ECLI:NL:RBDHA:2021:12306
Rechtbank Den Haag
- Proces-verbaal
- Rechtspraak.nl
Beroep tegen niet-ontvankelijk verklaring verblijfsvergunning asiel voor bepaalde tijd
In deze zaak heeft de Rechtbank Den Haag op 25 januari 2021 uitspraak gedaan in een bestuursrechtelijke procedure betreffende de aanvraag van eiser voor een verblijfsvergunning asiel voor bepaalde tijd. De Staatssecretaris van Justitie en Veiligheid had de aanvraag van eiser op 8 januari 2021 niet-ontvankelijk verklaard. Eiser, vertegenwoordigd door zijn gemachtigde mr. H.A. Limonard, heeft hiertegen beroep ingesteld. Tijdens de zitting op 21 januari 2021 is eiser niet verschenen, terwijl de Staatssecretaris zich liet vertegenwoordigen door mr. N. Hamzaoui.
De rechtbank heeft in haar overwegingen vastgesteld dat de Italiaanse autoriteiten aan de Staatssecretaris hebben bevestigd dat eiser subsidiaire bescherming geniet in Italië, geldig tot 11 januari 2022. De rechtbank heeft geen aanleiding gezien om aan de informatie van de Italiaanse autoriteiten te twijfelen en concludeert dat eiser internationale bescherming geniet in Italië. De rechtbank heeft het interstatelijk vertrouwensbeginsel toegepast, wat inhoudt dat Italië zijn verdragsverplichtingen nakomt. Eiser heeft niet aangetoond dat er in zijn geval sprake is van tekortkomingen in de asielprocedure of opvangvoorzieningen in Italië die zouden leiden tot een reëel risico op onmenselijke of vernederende behandelingen.

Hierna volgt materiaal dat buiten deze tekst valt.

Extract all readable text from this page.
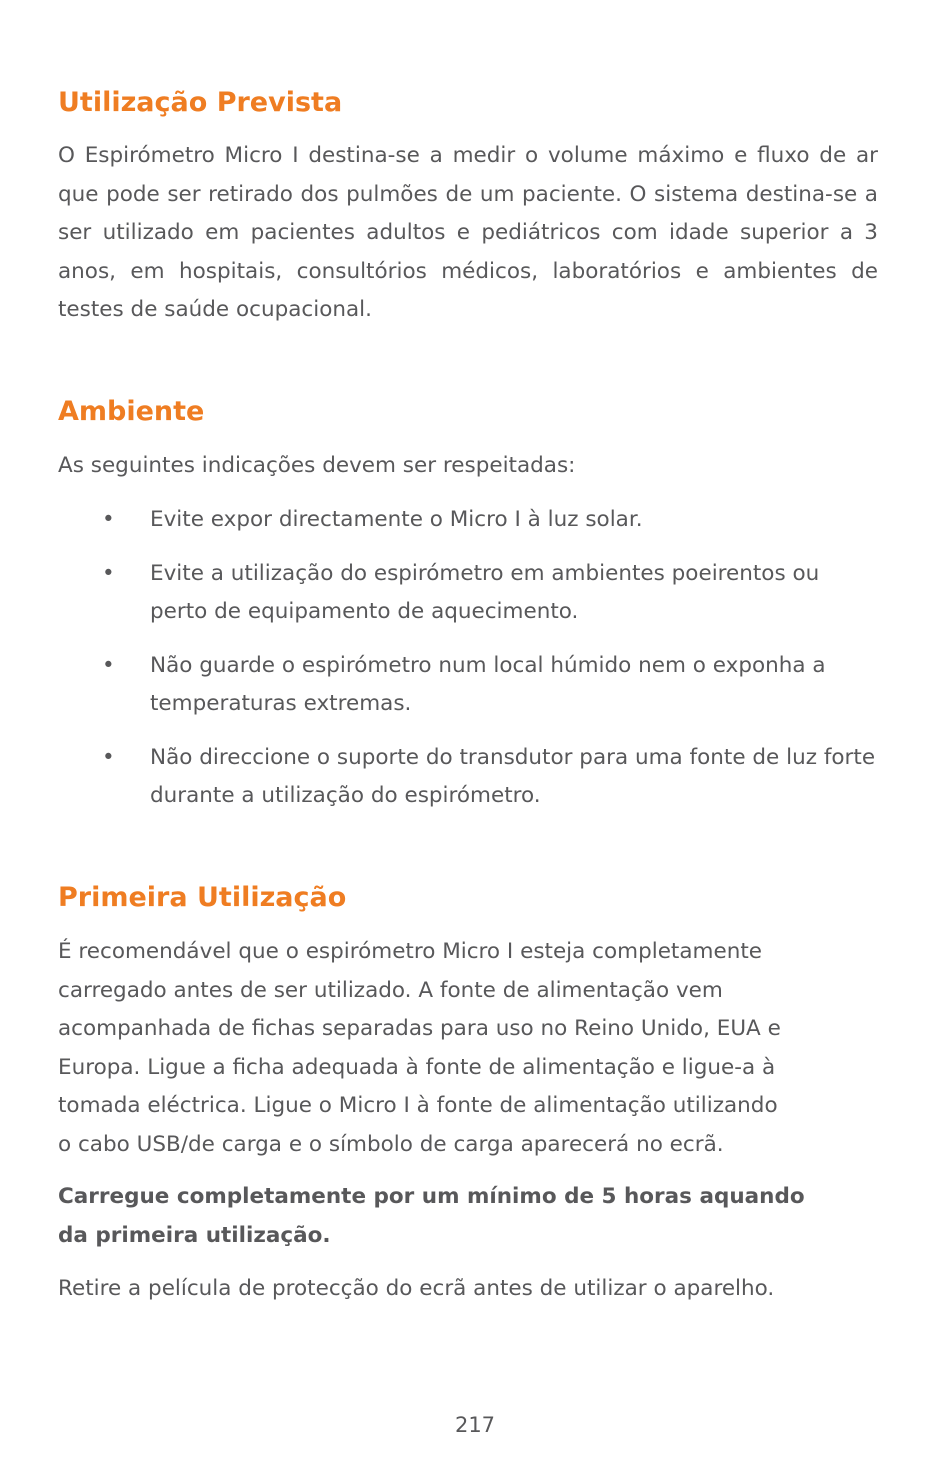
Utilização Prevista

O Espirómetro Micro I destina-se a medir o volume máximo e fluxo de ar que pode ser retirado dos pulmões de um paciente. O sistema destina-se a ser utilizado em pacientes adultos e pediátricos com idade superior a 3 anos, em hospitais, consultórios médicos, laboratórios e ambientes de testes de saúde ocupacional.

Ambiente

As seguintes indicações devem ser respeitadas:

• Evite expor directamente o Micro I à luz solar.
• Evite a utilização do espirómetro em ambientes poeirentos ou perto de equipamento de aquecimento.
• Não guarde o espirómetro num local húmido nem o exponha a temperaturas extremas.
• Não direccione o suporte do transdutor para uma fonte de luz forte durante a utilização do espirómetro.
Primeira Utilização

É recomendável que o espirómetro Micro I esteja completamente
carregado antes de ser utilizado. A fonte de alimentação vem
acompanhada de fichas separadas para uso no Reino Unido, EUA e
Europa. Ligue a ficha adequada à fonte de alimentação e ligue-a à
tomada eléctrica. Ligue o Micro I à fonte de alimentação utilizando
o cabo USB/de carga e o símbolo de carga aparecerá no ecrã.

Carregue completamente por um mínimo de 5 horas aquando
da primeira utilização.

Retire a película de protecção do ecrã antes de utilizar o aparelho.

217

De rechtbank heeft geoordeeld dat eiser niet in aanmerking komt voor toelating op grond van de Vreemdelingenwet 2000 en dat de aanvraag terecht niet-ontvankelijk is verklaard. Het beroep is ongegrond verklaard en er is geen aanleiding voor een proceskostenveroordeling. De uitspraak is gedaan door mr. C. Karman, rechter, en is bekendgemaakt op 25 januari 2021.